No.63 保存車現況報告in浜寺公園 2012(13.03.24掲載)

大阪市電として活躍していた車両のうち、緑木・森之宮の両検車場以外にも保存車が存在しており、高石市にある浜寺公園交通遊園には元・モ1601形1639号車が2001年より保存されています.

この1639は市電全廃直前の1967年に南海電気鉄道へ譲渡.南海電鉄ではモ121形130号車として営業運転入りし、分社化に伴う阪堺電気軌道への譲渡・団体専用列車への改造を経て2000年に廃車.

阪堺モ121形として保存が行われている関係で、外観・内装ともに移籍後の姿となっていることから、市電時代の面影をほとんど残していない状態での保存が大きな特徴となっています.

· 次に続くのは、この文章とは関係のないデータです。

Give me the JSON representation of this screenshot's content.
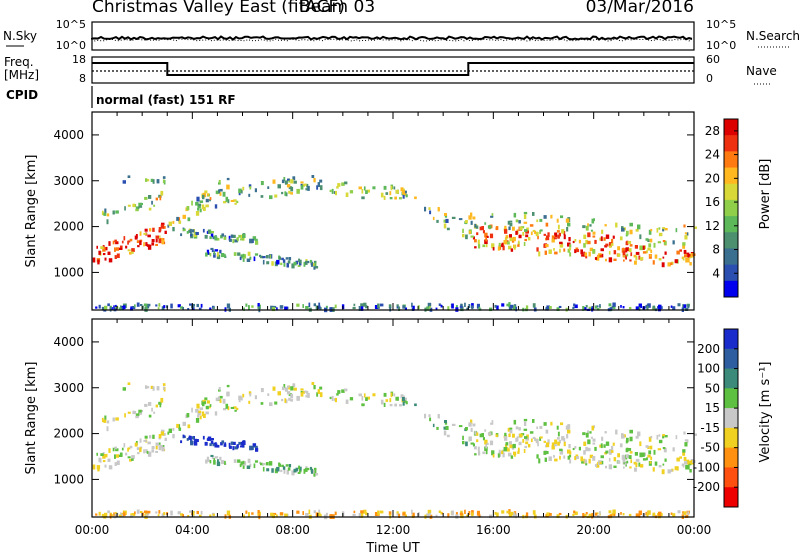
{
  "header": {
    "title": "Christmas Valley East (fitACF)",
    "beam": "Beam 03",
    "date": "03/Mar/2016"
  },
  "panels": {
    "sky": {
      "left_label": "N.Sky",
      "right_label": "N.Search",
      "left_ticks": [
        "10^5",
        "10^0"
      ],
      "right_ticks": [
        "10^5",
        "10^0"
      ]
    },
    "freq": {
      "left_label": "Freq.",
      "left_unit": "[MHz]",
      "right_label": "Nave",
      "left_ticks": [
        "18",
        "8"
      ],
      "right_ticks": [
        "60",
        "0"
      ],
      "steps": [
        {
          "from_hour": 0,
          "to_hour": 3,
          "level": "high"
        },
        {
          "from_hour": 3,
          "to_hour": 15,
          "level": "low"
        },
        {
          "from_hour": 15,
          "to_hour": 24,
          "level": "high"
        }
      ]
    },
    "cpid": {
      "label": "CPID",
      "value": "normal (fast) 151 RF"
    }
  },
  "chart_data": [
    {
      "type": "heatmap",
      "name": "power",
      "ylabel": "Slant Range [km]",
      "ylim": [
        180,
        4500
      ],
      "yticks": [
        "1000",
        "2000",
        "3000",
        "4000"
      ],
      "colorbar_label": "Power [dB]",
      "colorbar_ticks": [
        "4",
        "8",
        "12",
        "16",
        "20",
        "24",
        "28"
      ],
      "colorbar_colors": [
        "#0000ee",
        "#2a4fb0",
        "#3a6f8f",
        "#4c9070",
        "#5db85a",
        "#8fcf4a",
        "#d8d838",
        "#ffb820",
        "#ff7a10",
        "#ee3010",
        "#dd0000"
      ]
    },
    {
      "type": "heatmap",
      "name": "velocity",
      "ylabel": "Slant Range [km]",
      "xlabel": "Time UT",
      "ylim": [
        180,
        4500
      ],
      "yticks": [
        "1000",
        "2000",
        "3000",
        "4000"
      ],
      "xticks": [
        "00:00",
        "04:00",
        "08:00",
        "12:00",
        "16:00",
        "20:00",
        "00:00"
      ],
      "colorbar_label": "Velocity [m s⁻¹]",
      "colorbar_ticks": [
        "200",
        "100",
        "50",
        "15",
        "-15",
        "-50",
        "-100",
        "-200"
      ],
      "colorbar_colors": [
        "#1a2bcc",
        "#2e5ea0",
        "#3c8a7a",
        "#5ec040",
        "#c8c8c8",
        "#f0d020",
        "#ff9010",
        "#ff5010",
        "#ee0000"
      ]
    }
  ]
}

浜寺公園交通遊園内で静態保存されている1639号車です.外観については南海電鉄の軌道線用車両に準じたものに手が加えられており、阪堺での廃車時とほぼ同じ姿のままで保存.塗装のほうは現役時代に塗装実績の無かった青色の雲塗装で当初保存されていましたが、2010年に南海標準色へ塗装変更を実施.5年に1度のペースで塗装の塗り替えが行われているものの、野外にそのまま留置されていることと海岸に近い立地環境が影響してか、雨どいなど外板の腐食が進行している状態となっています.
12.08.25 / 浜寺公園交通遊園

台車の様子です.南海電鉄譲渡時に台車を南海モ101形の廃車発生品に交換された関係で、市電時代と異なる台車を履いた状態で保存.また、譲渡の際に取り外された市交時代の台車については南海モ205形に転用されており、一部の車両は市電の台車を履いた状態のまま各地で静態保存が行われています.
12.08.25 / 浜寺公園交通遊園

1639号車の脇に設置されている展示案内です.保存開始時に塗装されていた青色雲塗装を模したデザインが施されており、南海・阪堺時代の車番や晩年は団体専用列車として活躍していた旨が書かれていましたが、大阪市電時代の来歴などは一切触れられておらず、文面からは元市電の車両と判断できない説明書きとなっていました.
12.08.25 / 浜寺公園交通遊園

車内の様子です.車内については阪堺時代の1994年に団体専用列車として改造された際にテーブルの取り付けなどの大きな改造が行われ、保存開始から10年以上が経過した現在も廃車時の姿を保った状態で保存.座席端のポールや乗降扉を除いては市電時代の面影をほとんど残しておらず、外観と同じく市電の車両としての面影を探すことが難しい状態となっています.
12.08.25 / 浜寺公園交通遊園

浜寺公園方の運転席付近の様子です.後扉のほうは市電時代にすでに封鎖改造が行われており、南海電鉄への譲渡後も後扉があった場所には立席スペースとして活用されていましたが、団体専用列車に改造された際に浜寺公園方の後扉付近にのみ座ったまま前面展望ができる座席とテーブルの取り付けを実施.交通遊園へと居を移した今でも団体専用車時代の面影を伝え続けています.
12.08.25 / 浜寺公園交通遊園

側窓と鎧戸の様子です.窓や鎧戸については当初自由に開閉できる状態で保存されていましたが、老朽化や腐食の進行に伴い一部の窓ガラスがアクリル製のカバーへ交換されたほか、窓や鎧戸は固定器具により自由に動かすことができないようになっています.
12.08.25 / 浜寺公園交通遊園

海側(阪堺時代)の中扉です.団体専用列車に改造された後は陸側の中扉でしか客扱いを行ってこなかったためか、改造の際に取り付けられたとみられる段差を封鎖した跡が現在もそのまま残されており、団体専用列車時代の車両運用を偲ぶ遺構のひとつとなっています.
12.08.25 / 浜寺公園交通遊園

浜寺公園方の運転席です.マイクなど一部の機器は保存開始時に取り外しが行われ、その後も老朽化対策などによりマスコンの固定化など保全処置が施されているほか、恵美須町方の運転席のほうでは保存当初は取り付けられていたマスコンが撤去されるなど、現役時代を偲ぶ道具類が年々減っていく状況となっています.
12.08.25 / 浜寺公園交通遊園

方向幕の搭載面です.1639号車の方向幕は譲渡時に一度撤去されたのち改めて取り付けが行われ、行先については阪堺時代の車両の向きに合わせて、西向きの方向幕は「浜寺公園」、東向きの方向幕は「えびす町」の幕をそれぞれ掲出した状態で保存されていますが、幕自体は保存開始の際に撤去されており、方向幕から切り抜いたラミネート板を直接埋め込む形で行先の掲出が行われていました.